Today it is known, “The disaster, the worst nuclear accident in history, eventually affected 3 million people and forced the evacuation of over 300,000. The reactor was sealed inside an 18-mile exclusion zone, deemed too contaminated for people to live and known now just as the Zone.”
This, according to an ABCNews story from April 26 of this year, which also says. Ukrainian President will visit the area this week, and preparations are underway to put the best face possible on the location. Still, long-term health issues plague people who live in the area, it is reported, and the government appears to be downplaying this. Still, according to the ABCNews piece, “The United Nations and the World Health Organization have found that other than the tens of thousands exposed immediately after the accident, there is no evidence to show Chernobyl’s leaked radiation has had a major impact on public health.”
The Homer factor
Meanwhile, in the United States, it was reported by the AP in the Tribune that the Pilgrim nuclear plant in Plymouth, Mass., had been shut down after some workers playing with rubber gloves accidentally threw them into a tank. Doh!
“Massachusetts Public Utilities Chairman Paul Levy said the gloves, wrapped with tape to make a ball, apparently were thrown into the backup tank.
“They just shouldn’t have got in, no matter what. If they got in because of horseplay, we’re even more concerned,” Levy said. “There’s a strong implication that what was going on was that some people in the plant were wrapping tape around rubber gloves and using them as a baseball.”
The incident cost 600,000 customers $3 million for the purchase of alternative electrical power during the shutdown.
Excavating the past
Also big news this week in 1986, archeological excavations were under way at Fort Larned National Historic Site. A group of archeologists from Lincoln, Neb., were seeking answers to questions of building construction. This was so the original fort could be reconstructed.
Since then, the Fort has underwent a major historical reconstruction and is now open to the public again, and is an interesting place to visit while you are in the area.
Seat Belt law signed
It was this week in 1986 that then-Governor George Carlin signed into law Kansas’ law requiring motorists to wear seat belts. At the time, it was reported the law, which would take effect July 1, 1986, was requested by automobile manufacturers “who are trying to avoid having to build expensive passive restraints, such as air bags, into new cars built in 1990 and thereafter.”

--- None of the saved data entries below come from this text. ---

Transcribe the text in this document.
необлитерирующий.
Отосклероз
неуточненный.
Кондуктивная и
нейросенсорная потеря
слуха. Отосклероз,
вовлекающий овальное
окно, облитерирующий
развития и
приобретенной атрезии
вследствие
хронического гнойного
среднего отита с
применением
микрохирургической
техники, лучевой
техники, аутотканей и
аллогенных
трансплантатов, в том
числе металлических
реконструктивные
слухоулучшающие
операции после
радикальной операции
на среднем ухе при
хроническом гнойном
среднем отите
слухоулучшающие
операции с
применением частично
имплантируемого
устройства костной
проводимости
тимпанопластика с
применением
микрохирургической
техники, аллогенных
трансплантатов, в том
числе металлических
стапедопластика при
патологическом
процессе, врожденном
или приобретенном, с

Many felt then, and still do, that it is a far-reaching law that intrudes into the private lives of citizens. Still, today, every state in the union has legislation around seat belt usage. Kansas continues to be a state with secondary legislation, which means an officer needs to identify a primary reason for a traffic stop, and can ticket for not having a seat belt on secondarily. Unless, of course, there is an advertised “Click It or Ticket” enhanced enforcement period.
Just for fun
Siri, the ubiquitous iPhone voice, had its origins 30 years ago or more. A photo in the May 1, 1986 edition of the Great Bend Tribune features a 1980s office worker apparently talking to her computer. Then, monitors were monochrome, and there were no graphics. They were glorified word processors, really. Over the years, voice recognition software has come a long way, but we’re still not quite to a place where talking can completely replace keyboarding.